Expression of CD41 and c‐ mpl does not indicate commitment to the megakaryocyte lineage during haemopoietic development

Haemopoietic progenitors with the phenotype expected of early megakaryocyte precursors (CD34 + CD41 + ) were isolated from normal human bone marrow or induced in culture from CD34 + CD41 − bone marrow cells by treatment with thrombopoietin (TPO) or IL‐3. We found that although this population included the majority of cells that can form CFU‐MK in culture, it also contained both erythroid and myeloid progenitors. The clonogenic potential of the CD34 + CD41 + ‐induced cells was greater than that of isolated CD34 + CD41 + cells in that the isolated cells only formed CFU‐MK and BFU‐e, whereas the induced cells formed myeloid colonies as well. Glycophorin was found on isolated CD34 + CD41 + cells, not on induced cells. Its presence distinguished between MK and erythroid progenitors.
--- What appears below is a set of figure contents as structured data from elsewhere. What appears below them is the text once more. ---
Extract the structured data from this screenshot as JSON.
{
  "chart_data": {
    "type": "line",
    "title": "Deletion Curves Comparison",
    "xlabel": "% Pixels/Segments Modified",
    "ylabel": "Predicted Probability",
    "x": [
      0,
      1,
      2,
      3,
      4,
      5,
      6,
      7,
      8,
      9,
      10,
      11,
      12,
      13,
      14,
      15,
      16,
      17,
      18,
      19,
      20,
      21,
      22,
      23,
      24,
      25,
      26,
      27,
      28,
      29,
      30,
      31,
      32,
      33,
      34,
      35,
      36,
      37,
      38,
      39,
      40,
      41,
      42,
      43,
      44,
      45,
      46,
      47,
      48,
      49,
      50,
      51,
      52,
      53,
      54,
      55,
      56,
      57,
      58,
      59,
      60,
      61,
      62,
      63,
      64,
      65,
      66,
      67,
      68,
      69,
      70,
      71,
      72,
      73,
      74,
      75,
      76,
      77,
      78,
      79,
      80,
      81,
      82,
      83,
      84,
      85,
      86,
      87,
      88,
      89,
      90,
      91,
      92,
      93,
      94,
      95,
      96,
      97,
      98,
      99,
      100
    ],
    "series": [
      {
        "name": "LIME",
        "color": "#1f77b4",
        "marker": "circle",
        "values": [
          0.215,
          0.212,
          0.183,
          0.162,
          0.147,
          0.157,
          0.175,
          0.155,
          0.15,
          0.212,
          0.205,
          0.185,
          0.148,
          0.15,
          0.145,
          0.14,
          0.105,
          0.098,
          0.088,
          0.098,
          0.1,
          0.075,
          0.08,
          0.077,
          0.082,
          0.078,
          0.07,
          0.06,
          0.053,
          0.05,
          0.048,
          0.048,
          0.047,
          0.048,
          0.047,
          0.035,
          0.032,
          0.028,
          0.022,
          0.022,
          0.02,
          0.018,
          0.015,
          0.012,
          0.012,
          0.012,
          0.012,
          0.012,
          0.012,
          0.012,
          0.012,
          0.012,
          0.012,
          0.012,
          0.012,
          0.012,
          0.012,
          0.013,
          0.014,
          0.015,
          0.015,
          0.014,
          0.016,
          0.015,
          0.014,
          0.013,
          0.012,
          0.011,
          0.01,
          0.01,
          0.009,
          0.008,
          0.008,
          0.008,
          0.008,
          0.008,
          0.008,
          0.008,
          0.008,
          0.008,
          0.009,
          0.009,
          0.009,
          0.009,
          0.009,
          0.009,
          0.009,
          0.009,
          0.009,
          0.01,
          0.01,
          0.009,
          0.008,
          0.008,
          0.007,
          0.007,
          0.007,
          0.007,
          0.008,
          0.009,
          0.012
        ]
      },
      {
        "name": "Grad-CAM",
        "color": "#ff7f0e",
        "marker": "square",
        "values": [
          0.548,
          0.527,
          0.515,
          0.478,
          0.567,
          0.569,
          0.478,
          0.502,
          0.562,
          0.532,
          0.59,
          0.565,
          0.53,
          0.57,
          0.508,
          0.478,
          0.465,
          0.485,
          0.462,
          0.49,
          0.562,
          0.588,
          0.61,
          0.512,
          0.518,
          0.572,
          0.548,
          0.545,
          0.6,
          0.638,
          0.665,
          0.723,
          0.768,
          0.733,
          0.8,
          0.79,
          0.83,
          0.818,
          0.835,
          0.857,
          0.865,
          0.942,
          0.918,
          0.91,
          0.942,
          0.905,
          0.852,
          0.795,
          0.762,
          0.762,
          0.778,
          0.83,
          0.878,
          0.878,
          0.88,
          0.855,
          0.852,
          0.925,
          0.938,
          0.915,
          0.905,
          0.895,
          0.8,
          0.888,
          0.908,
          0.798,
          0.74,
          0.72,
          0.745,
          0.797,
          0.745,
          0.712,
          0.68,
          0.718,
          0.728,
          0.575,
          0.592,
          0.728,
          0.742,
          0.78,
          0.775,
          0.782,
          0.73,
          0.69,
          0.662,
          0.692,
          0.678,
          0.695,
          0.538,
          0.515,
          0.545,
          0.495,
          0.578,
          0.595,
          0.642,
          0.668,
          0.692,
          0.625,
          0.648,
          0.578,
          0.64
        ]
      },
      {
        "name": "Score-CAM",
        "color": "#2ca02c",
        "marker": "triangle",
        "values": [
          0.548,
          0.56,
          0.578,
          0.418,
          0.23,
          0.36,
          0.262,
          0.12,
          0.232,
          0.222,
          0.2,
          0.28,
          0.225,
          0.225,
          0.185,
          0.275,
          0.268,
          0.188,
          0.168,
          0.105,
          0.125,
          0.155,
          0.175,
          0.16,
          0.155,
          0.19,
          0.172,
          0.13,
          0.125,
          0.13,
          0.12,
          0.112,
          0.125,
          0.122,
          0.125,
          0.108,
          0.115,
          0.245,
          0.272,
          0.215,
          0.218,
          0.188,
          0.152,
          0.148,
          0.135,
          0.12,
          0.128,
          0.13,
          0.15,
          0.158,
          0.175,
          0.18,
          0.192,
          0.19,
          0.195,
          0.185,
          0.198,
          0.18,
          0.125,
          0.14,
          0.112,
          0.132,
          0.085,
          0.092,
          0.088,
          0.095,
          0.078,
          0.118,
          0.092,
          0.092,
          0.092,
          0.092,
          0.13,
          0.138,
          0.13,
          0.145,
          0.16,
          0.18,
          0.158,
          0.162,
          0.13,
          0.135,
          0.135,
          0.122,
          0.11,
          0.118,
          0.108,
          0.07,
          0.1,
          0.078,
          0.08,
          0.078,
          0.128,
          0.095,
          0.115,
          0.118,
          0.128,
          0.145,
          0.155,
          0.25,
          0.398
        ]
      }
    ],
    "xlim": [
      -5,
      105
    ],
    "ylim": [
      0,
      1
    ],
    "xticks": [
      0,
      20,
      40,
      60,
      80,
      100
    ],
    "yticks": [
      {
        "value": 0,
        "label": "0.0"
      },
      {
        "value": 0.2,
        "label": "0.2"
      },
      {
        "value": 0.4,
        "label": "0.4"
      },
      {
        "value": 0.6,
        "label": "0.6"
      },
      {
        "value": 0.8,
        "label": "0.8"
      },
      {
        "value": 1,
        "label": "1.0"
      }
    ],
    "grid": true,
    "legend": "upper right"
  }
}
Separation of a CD34 + CD41 + glycophorin A + population resulted in the isolation of a highly purified population of BFU‐e. A major portion of the cells that expressed CD34 + CD41 + , in either cohort, were of the erythroid lineage. True MK progenitors were present in the CD34 + population in greater proportion than in whole marrow and were further enriched amongst CD34 + populations that expressed CD41. The presence of the thrombopoietin (TPO) receptor, c‐ mpl , did not correlate with inducibility of the gpIIbIIIa complex since essentially all CD34 + progenitors, including the earliest identifiable human haemopoietic progenitors (CD34 + CD38 − cells), expressed c‐mpl mRNA detectable by PCR regardless of their ultimate fate. Thus neither the expression of CD41 nor the expression of c‐mpl was predictive of commitment to the MK lineage.